Top: Zapf’s research was conducted in this world-record 100-tesla pulsed field magnet. (Credit: Dave Barfield); Bottom: Vivien Zapf. (Credit: Richard Sandberg)
"Unlike spintronics, you're using voltages instead of electric current, so you reduce the power consumption," Zapf said.
That means ferroelectricity, when paired with magnetism in multiferroics, could pave the way to smaller, more powerful electronic devices that are far more energy-efficient than could be achieved with spintronics.
To that end, Zapf and her collaborators, including National MagLab physicist Shalinee Chikara, try to create multiferroic molecules. They believe they have found a promising candidate: a molecular magnet featuring a manganese atom surrounded by rings containing carbon and nitrogen — or MnIII(pyrol)3(tren), if you want to get technical.
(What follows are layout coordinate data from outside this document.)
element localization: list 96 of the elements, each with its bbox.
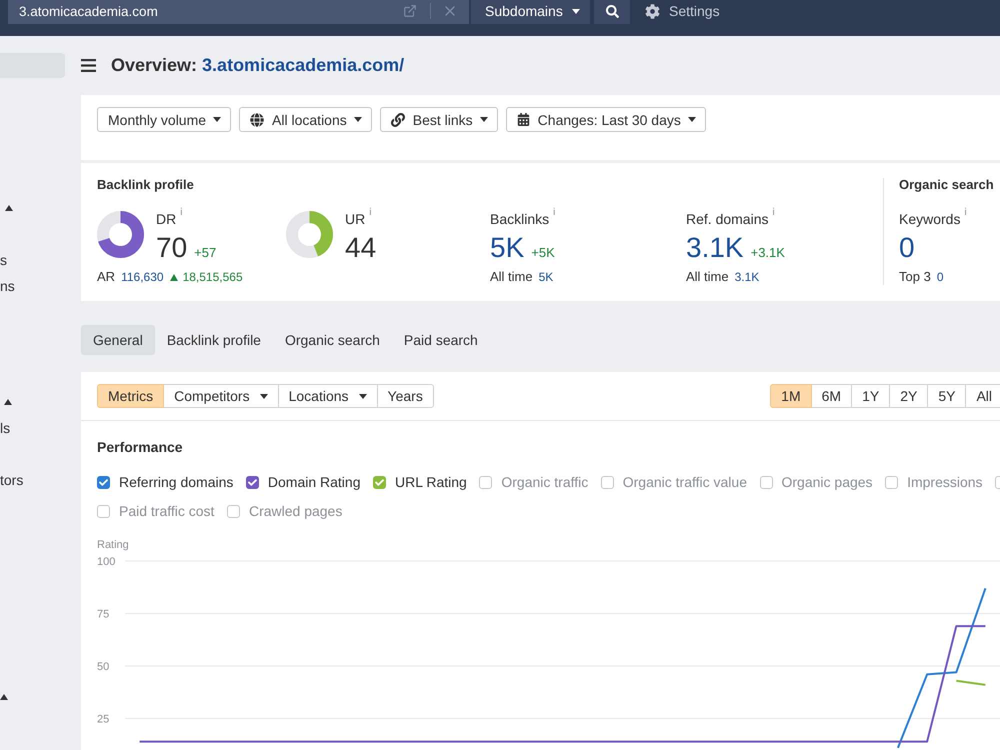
check-mark-icon [375,478,384,486]
caret-icon [354,117,362,122]
axis-title: Rating [97,539,129,551]
check-mark-icon [99,478,108,486]
metric-change: +57 [194,245,216,261]
check-mark-icon [248,478,257,486]
view-button[interactable]: Locations [278,384,378,408]
tab[interactable]: Organic search [272,325,392,355]
checkbox[interactable] [373,476,386,488]
card-title: Organic search [899,177,995,193]
calendar-icon [516,113,530,126]
sub-value-link[interactable]: 3.1K [734,269,760,285]
section-title: Performance [97,438,183,457]
info-mark: i [180,208,182,218]
info-mark: i [369,208,372,218]
page-title: Overview: [111,55,198,76]
address-bar[interactable]: 3.atomicacademia.com [8,0,469,24]
sidebar-item[interactable]: ns [0,273,15,299]
y-tick-label: 100 [97,556,116,568]
sub-label: Top 3 [899,269,931,285]
caret-up-icon[interactable] [0,694,8,700]
menu-icon[interactable] [81,59,96,72]
filter-dropdown[interactable]: Monthly volume [97,107,232,132]
caret-icon [572,8,580,14]
metric-value: 70 [156,232,188,264]
url-input[interactable]: 3.atomicacademia.com [19,2,403,20]
tab[interactable]: General [81,325,155,355]
rating-donut [97,211,144,258]
y-tick-label: 50 [97,661,110,673]
sub-label: All time [686,269,729,285]
card-title: Backlink profile [97,177,195,193]
caret-up-icon[interactable] [4,399,12,405]
metric-change: +3.1K [750,245,785,261]
checkbox[interactable] [600,476,614,488]
metric-value: 44 [345,232,376,264]
scope-dropdown[interactable]: Subdomains [471,0,590,24]
range-button[interactable]: All [965,384,1000,408]
checkbox-label[interactable]: URL Rating [395,472,467,492]
range-button[interactable]: 2Y [889,384,928,408]
filter-dropdown[interactable]: All locations [239,107,372,132]
range-button[interactable]: 5Y [927,384,966,408]
sidebar-item[interactable]: s [0,247,7,273]
view-button[interactable]: Competitors [163,384,279,408]
rating-donut [286,211,333,258]
sub-value-link[interactable]: 116,630 [121,269,164,285]
sub-value-link[interactable]: 0 [936,269,944,285]
metric-value-link[interactable]: 0 [899,232,915,264]
caret-up-icon[interactable] [5,205,13,211]
info-mark: i [772,208,775,218]
sidebar-item[interactable]: tors [0,467,24,493]
metric-change: +5K [531,245,555,261]
caret-icon [480,117,488,122]
checkbox-label[interactable]: Referring domains [119,472,234,492]
checkbox[interactable] [97,476,110,488]
search-button[interactable] [594,0,630,24]
info-mark: i [553,208,556,218]
caret-icon [688,117,696,122]
checkbox[interactable] [760,476,772,488]
sub-label: AR [97,269,116,285]
sidebar-item[interactable]: ls [0,415,10,441]
checkbox-label[interactable]: Domain Rating [268,472,360,492]
metric-label: Keywords [899,211,960,227]
external-link-icon[interactable] [403,4,417,18]
checkbox[interactable] [97,504,110,518]
checkbox[interactable] [479,476,492,488]
settings-icon [645,4,660,18]
metric-label: UR [345,211,366,227]
sub-change: 18,515,565 [182,269,243,285]
domain-link[interactable]: 3.atomicacademia.com/ [202,55,404,76]
sub-label: All time [490,269,533,285]
view-button[interactable]: Metrics [97,384,164,408]
range-button[interactable]: 1Y [851,384,890,408]
metric-value-link[interactable]: 3.1K [686,232,744,264]
view-button[interactable]: Years [376,384,434,408]
y-tick-label: 25 [97,714,110,726]
y-tick-label: 75 [97,608,110,620]
search-icon [606,4,618,18]
checkbox[interactable] [885,476,898,488]
tab[interactable]: Paid search [392,325,490,355]
sub-value-link[interactable]: 5K [538,269,554,285]
range-button[interactable]: 1M [770,384,812,408]
metric-label: Backlinks [490,211,550,227]
link-icon [390,112,405,126]
filter-dropdown[interactable]: Best links [380,107,498,132]
metric-value-link[interactable]: 5K [490,232,524,264]
metric-label: Ref. domains [686,211,768,227]
info-mark: i [964,208,967,218]
filter-dropdown[interactable]: Changes: Last 30 days [506,107,706,132]
checkbox[interactable] [246,476,259,488]
caret-icon [213,117,222,122]
range-button[interactable]: 6M [810,384,852,408]
checkbox[interactable] [226,504,240,518]
globe-icon [250,112,264,126]
metric-label: DR [156,211,176,227]
tab[interactable]: Backlink profile [154,325,273,355]
settings-button[interactable]: Settings [645,0,720,24]
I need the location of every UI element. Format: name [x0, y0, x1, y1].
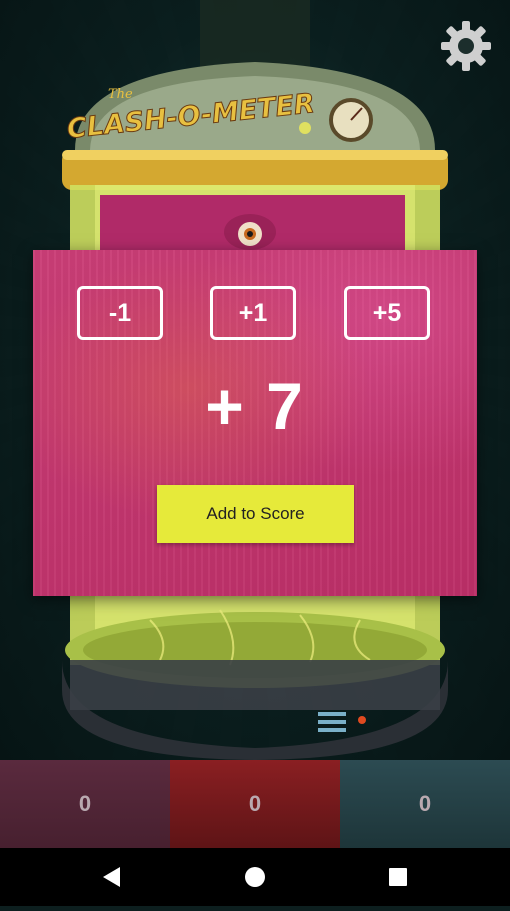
recents-square-icon: [389, 868, 407, 886]
back-button[interactable]: [72, 848, 152, 906]
player3-score[interactable]: 0: [340, 760, 510, 848]
recents-button[interactable]: [358, 848, 438, 906]
home-button[interactable]: [215, 848, 295, 906]
plus-five-button[interactable]: +5: [344, 286, 430, 340]
plus-one-button[interactable]: +1: [210, 286, 296, 340]
minus-one-button[interactable]: -1: [77, 286, 163, 340]
player2-score[interactable]: 0: [170, 760, 340, 848]
logo-prefix: The: [108, 87, 133, 102]
android-nav-bar: [0, 848, 510, 906]
add-to-score-button[interactable]: Add to Score: [157, 485, 354, 543]
settings-button[interactable]: [438, 18, 494, 74]
pending-value: + 7: [205, 369, 305, 443]
player1-score[interactable]: 0: [0, 760, 170, 848]
score-strip: 0 0 0: [0, 760, 510, 848]
back-triangle-icon: [103, 867, 120, 887]
home-circle-icon: [245, 867, 265, 887]
gear-icon: [441, 21, 491, 71]
score-adjust-panel: -1 +1 +5 + 7 Add to Score: [33, 250, 477, 596]
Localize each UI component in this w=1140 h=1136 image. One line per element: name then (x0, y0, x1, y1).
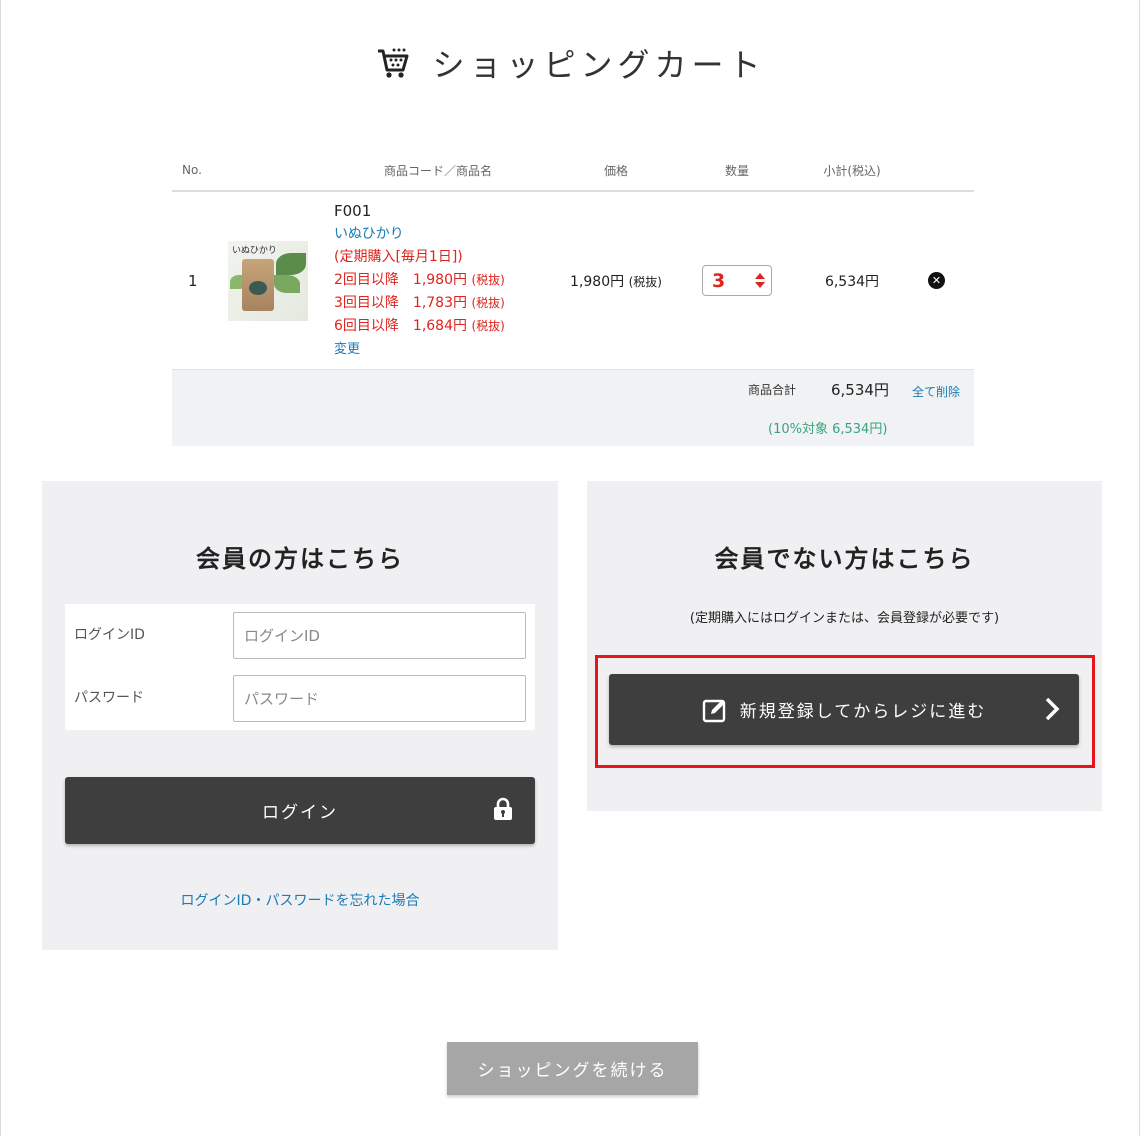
cart-table-header: No. 商品コード／商品名 価格 数量 小計(税込) (172, 150, 974, 192)
quantity-value: 3 (712, 269, 726, 292)
cart-row: 1 いぬひかり F001 いぬひかり (定期購入[毎月1日]) 2回目以降 1,… (172, 192, 974, 370)
page-header: ショッピングカート (1, 40, 1140, 86)
row-number: 1 (188, 271, 198, 290)
cart-icon (376, 46, 410, 80)
edit-icon (702, 697, 728, 723)
lock-icon (493, 797, 513, 826)
tax-note: (10%対象 6,534円) (768, 422, 888, 437)
product-image-label: いぬひかり (232, 245, 277, 256)
header-product: 商品コード／商品名 (384, 163, 493, 178)
login-id-input[interactable] (233, 612, 526, 659)
product-info: F001 いぬひかり (定期購入[毎月1日]) 2回目以降 1,980円 (税抜… (334, 200, 550, 361)
price-tier: 6回目以降 1,684円 (税抜) (334, 318, 505, 334)
product-image[interactable]: いぬひかり (228, 240, 308, 321)
login-form: ログインID パスワード (65, 604, 535, 730)
close-icon[interactable]: ✕ (928, 272, 945, 289)
login-id-label: ログインID (74, 627, 145, 643)
register-button[interactable]: 新規登録してからレジに進む (609, 674, 1079, 745)
product-code: F001 (334, 202, 372, 220)
total-value: 6,534円 (831, 381, 889, 399)
header-no: No. (182, 163, 202, 177)
header-subtotal: 小計(税込) (823, 163, 881, 178)
continue-shopping-button[interactable]: ショッピングを続ける (447, 1042, 698, 1095)
guest-panel-title: 会員でない方はこちら (714, 545, 975, 573)
guest-note: (定期購入にはログインまたは、会員登録が必要です) (689, 611, 1000, 626)
header-quantity: 数量 (724, 163, 749, 178)
subscription-label: (定期購入[毎月1日]) (334, 249, 463, 265)
select-arrows-icon (755, 273, 765, 288)
price-tier: 2回目以降 1,980円 (税抜) (334, 272, 505, 288)
row-subtotal: 6,534円 (824, 273, 880, 290)
member-login-panel: 会員の方はこちら ログインID パスワード ログイン ログインID・パスワードを… (42, 481, 558, 950)
price-tier: 3回目以降 1,783円 (税抜) (334, 295, 505, 311)
total-label: 商品合計 (748, 383, 797, 397)
change-link[interactable]: 変更 (334, 338, 550, 361)
member-panel-title: 会員の方はこちら (196, 545, 404, 573)
cart-total: 商品合計 6,534円 全て削除 (10%対象 6,534円) (172, 370, 974, 446)
chevron-right-icon (1043, 696, 1061, 727)
delete-all-link[interactable]: 全て削除 (912, 383, 960, 400)
page-title: ショッピングカート (432, 46, 766, 84)
unit-price: 1,980円 (税抜) (570, 273, 662, 290)
password-label: パスワード (74, 690, 144, 706)
login-button-label: ログイン (262, 803, 338, 823)
guest-panel: 会員でない方はこちら (定期購入にはログインまたは、会員登録が必要です) 新規登… (587, 481, 1102, 811)
register-button-label: 新規登録してからレジに進む (739, 702, 987, 722)
cart-table: No. 商品コード／商品名 価格 数量 小計(税込) 1 いぬひかり F001 … (172, 150, 974, 446)
login-button[interactable]: ログイン (65, 777, 535, 844)
header-price: 価格 (603, 163, 628, 178)
quantity-select[interactable]: 3 (702, 265, 772, 296)
password-input[interactable] (233, 675, 526, 722)
product-name-link[interactable]: いぬひかり (334, 223, 550, 246)
forgot-credentials-link[interactable]: ログインID・パスワードを忘れた場合 (42, 890, 558, 910)
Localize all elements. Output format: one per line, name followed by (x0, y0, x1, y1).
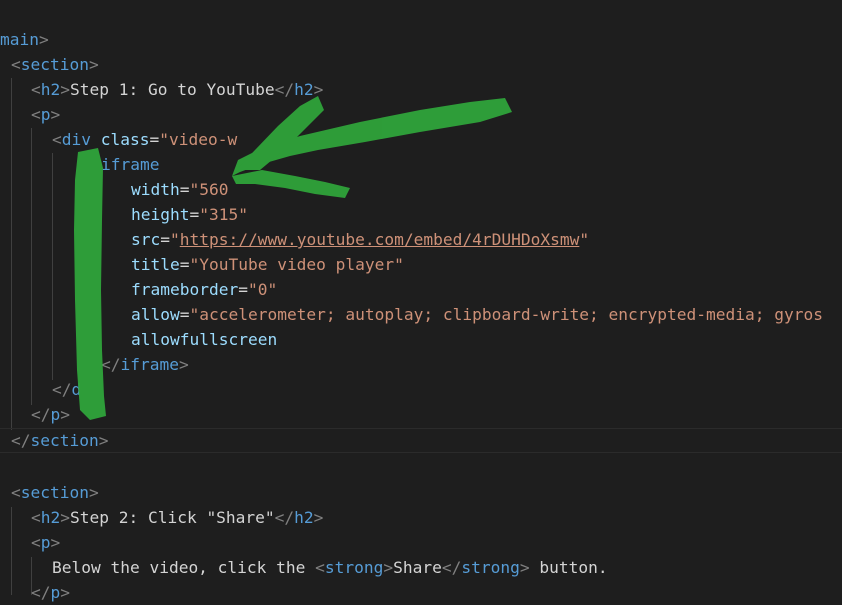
code-line[interactable]: src="https://www.youtube.com/embed/4rDUH… (131, 227, 589, 252)
tag-name: h2 (294, 80, 314, 99)
arrow-annotation (232, 98, 512, 176)
code-line[interactable]: frameborder="0" (131, 277, 277, 302)
attribute-value: "YouTube video player" (189, 255, 404, 274)
code-line[interactable]: <section> (11, 52, 99, 77)
paragraph-text: Below the video, click the (52, 558, 316, 577)
tag-name: main (0, 30, 39, 49)
tag-name: section (30, 431, 99, 450)
current-line-highlight (0, 428, 842, 453)
tag-name: h2 (40, 508, 61, 527)
tag-name: p (40, 533, 51, 552)
code-line[interactable]: </iframe> (101, 352, 189, 377)
tag-name: p (50, 583, 61, 602)
arrow-head-annotation (232, 170, 350, 198)
indent-guide (52, 153, 53, 380)
code-line[interactable]: </p> (31, 580, 70, 605)
code-line[interactable]: allowfullscreen (131, 327, 277, 352)
code-line[interactable]: </section> (11, 428, 108, 453)
attribute-name: src (131, 230, 161, 249)
code-line[interactable]: Below the video, click the <strong>Share… (52, 555, 608, 580)
attribute-name: class (100, 130, 150, 149)
tag-name: p (50, 405, 61, 424)
strong-text: Share (393, 558, 442, 577)
code-line[interactable]: <div class="video-w (52, 127, 237, 152)
code-line[interactable]: <p> (31, 102, 60, 127)
code-line[interactable]: </d (52, 377, 81, 402)
heading-text: Step 1: Go to YouTube (70, 80, 275, 99)
attribute-name: height (131, 205, 190, 224)
attribute-value: "0" (247, 280, 278, 299)
heading-text: Step 2: Click "Share" (70, 508, 275, 527)
attribute-value: "315" (199, 205, 248, 224)
attribute-name: allowfullscreen (131, 330, 278, 349)
code-line[interactable]: <h2>Step 2: Click "Share"</h2> (31, 505, 323, 530)
code-line[interactable]: iframe (101, 152, 159, 177)
arrow-head-annotation (236, 96, 324, 170)
tag-name: strong (461, 558, 520, 577)
code-line[interactable]: main> (0, 27, 49, 52)
code-line[interactable]: height="315" (131, 202, 248, 227)
url-link[interactable]: https://www.youtube.com/embed/4rDUHDoXsm… (180, 230, 580, 249)
attribute-value: "accelerometer; autoplay; clipboard-writ… (189, 305, 823, 324)
indent-guide (31, 128, 32, 405)
tag-name: section (20, 483, 89, 502)
attribute-value: "video-w (159, 130, 238, 149)
code-line[interactable]: </p> (31, 402, 70, 427)
tag-name: section (20, 55, 89, 74)
tag-name: d (71, 380, 82, 399)
attribute-name: title (131, 255, 180, 274)
attribute-name: allow (131, 305, 180, 324)
indent-guide (11, 78, 12, 430)
code-line[interactable]: <p> (31, 530, 60, 555)
tag-name: iframe (120, 355, 179, 374)
paragraph-text: button. (529, 558, 608, 577)
indent-guide (11, 507, 12, 595)
tag-name: p (40, 105, 51, 124)
code-editor[interactable]: main> <section> <h2>Step 1: Go to YouTub… (0, 0, 842, 602)
tag-name: iframe (101, 155, 160, 174)
code-line[interactable]: <section> (11, 480, 99, 505)
code-line[interactable]: allow="accelerometer; autoplay; clipboar… (131, 302, 823, 327)
attribute-name: frameborder (131, 280, 239, 299)
attribute-value: "560 (189, 180, 229, 199)
tag-name: div (61, 130, 91, 149)
tag-name: strong (324, 558, 384, 577)
code-line[interactable]: <h2>Step 1: Go to YouTube</h2> (31, 77, 323, 102)
code-line[interactable]: title="YouTube video player" (131, 252, 404, 277)
tag-name: h2 (40, 80, 61, 99)
code-line[interactable]: width="560 (131, 177, 228, 202)
tag-name: h2 (294, 508, 314, 527)
attribute-name: width (131, 180, 180, 199)
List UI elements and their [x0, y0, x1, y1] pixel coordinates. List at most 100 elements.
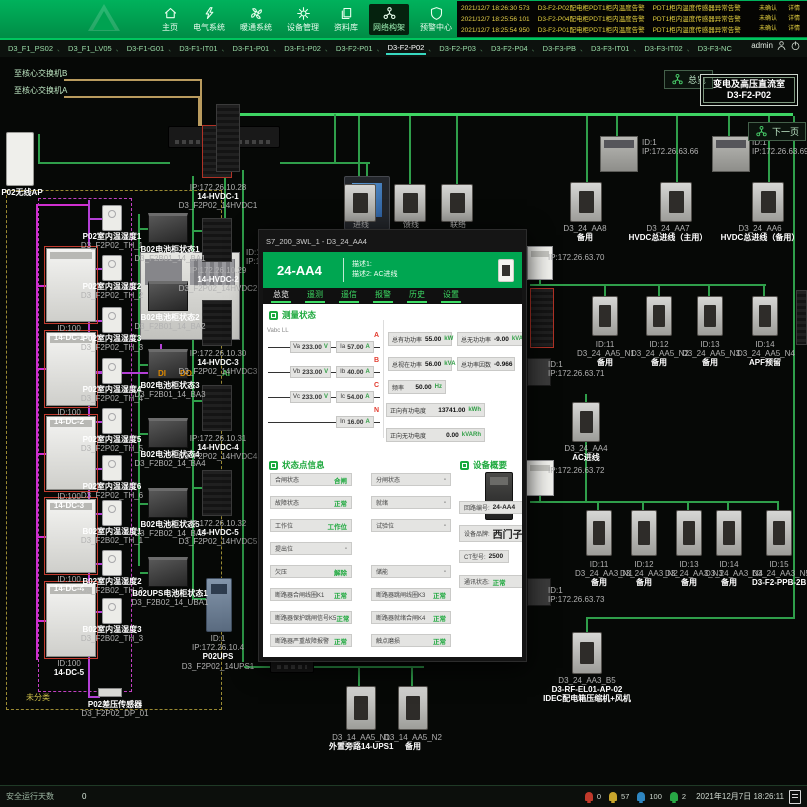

By putting the molecule in very high magnetic fields up to 65 teslas, the scientists cause the electron spins to transition to a different state.
It's a new way to pursue multiferroics.
"Instead of thinking about which way the spins are pointing, you actually change their size," Zapf said. "Which means you're changing the configuration of electrons within one atom so that, overall, the atom ends up with a different degree of magnetism than it had before." That change in magnetism triggers the ferroelectricity, making the material multiferroic.
There's something else special about Zapf's molecule: While the majority of work in multiferroics has focused on inorganic materials (they don't contain carbon), Zapf's group is one of a few that studies materials with organic molecules, which do contain carbon. Their success opens up hundreds of thousands of similar organic materials for previously unexplored multiferroic effects, Zapf said.
"That has us pretty excited," Zapf said. "These hybrid inorganic-organic materials are a new route to designing magnetism."
Zapf may never have pursued this promising line of research if she hadn't decided to venture outside her discipline and attend a chemistry conference a few years ago. There, she learned about spin state transitions — an area most physicists don't know much about.
"By letting physics and chemistry intersect, we get access to this new way of approaching multiferroics," Zapf said.
With her chemist colleagues from around the world, Zapf is cracking the door on a host of possible applications. Multiferroics could lead to new, highly sensitive magnetic sensors and new designs for small-scale, high-frequency devices such as antennas, power transformers or MRI magnets.
But figuring that out is someone else’s job, she said.
"There are people who specialize in applications. I'm more into, 'Let's design crazy new ways to make ferroelectrics talk to ferromagnets,'" she said. "I'm one of the people who feeds them the new ideas and new approaches."
Zapf's colleagues on her latest paper include National MagLab physicists Shalinee Chikara and John Singleton, chemists Nathan Smythe and Brian Scott of Los Alamos National Laboratory, theorists Shizeng Lin and Cristian Batista (University of Tennessee), and a student project at Harvey Mudd College with Jim Eckert and Elizabeth Krenkel.